(15)

240 26 88
                                    

~

Seungmin 'ciddi misin?' Der gibi baktı arkadaşının yüzüne. "Gerçekten mi?" Tepkisini ölçmek istedi. Ama Felix gayet ciddi gibi duruyordu. Seungmin sinirlenerek bağırdı. "Yardım ediyorum ulan ben sana! Ben olmasam bi' bok yapamazsın! Teşekkür etmek yerine gelmiş sana güvenmiyorum diyorsun!" Yaşadığı stres ve gerginlikten dolayı sinirleri tavan yapmış ve kırıcı kelimeler söylemesine neden olmuştu.

"Tamam kanka dur. Özür dilerim." Bıkkınlıkla ofladı. "Çok gerginim amına koyayım."

Seunmin derin bir nefes alarak kendini sakinleştirmeye çalıştı. "Bende amına koyayım. Neyse sen ne diyecektin?"

Felix Seungmin'den aldığı komutla bilgisayarı çevirerek arkadaşının görebileceği bir açıda tutup konuştu. "Bu az önce senin kilidini kırmaya çalıştığın bilgisayar ve ben onun kilidini açtım.." Seungmin arkadaşının dediği ile gülümseyerek elini Felix'in saçlarından geçirip dağıttı. "Aferin lan sana!" Ardından gülerek ekledi. "Bir boka yarıyormuşsun."
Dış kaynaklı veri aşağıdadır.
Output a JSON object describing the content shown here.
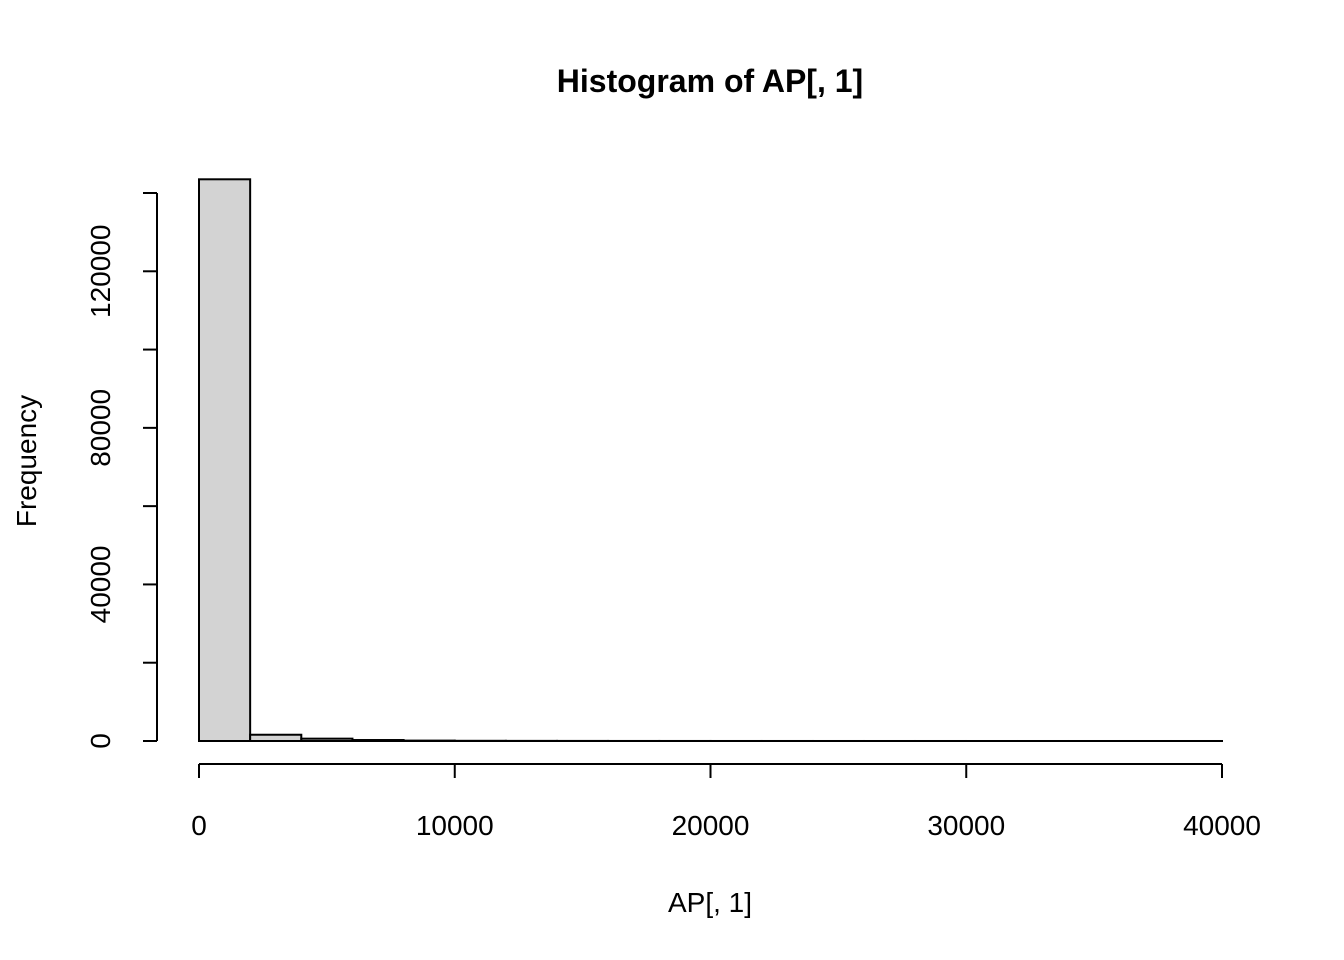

Felix arkadaşının elini tutup durdurdu onu. "Ama..." Seungmin gülümsemesini koruyarak arkadaşına döndü. "Ama ne?" Yutkundu Felix. Seungmin'in gelmesiyle gerginliği azalmıştı ama bitmiş değildi.

"Ama kilit Hyunjin'in ölüm tarihi..."

Bunu söylemesi ile birlikte Seungmin'in de tüyleri diken diken olmuş ve vücuduna istemsiz bir titreme yayılmıştı. Ardından kendine gelmiş gibi kaşları çatıldı. "Bir dakika, ne?"

Bilgisayarı kendine çekmiş ve kapatarak yeniden açmıştı. Yeniden kilit kısımına girerek Hyunjin'in ölüm tarihini yazmış ve doğru çıkmasının sonucunda ufak bir şok yaşamıştı. "Siktir..." Bilgisayara korkarak bakıyordu. Bakışlarını arkadaşına çevirdi Seungmin. "Belki Jisoo anne yapmıştır? Belki Yeji yapmıştır?"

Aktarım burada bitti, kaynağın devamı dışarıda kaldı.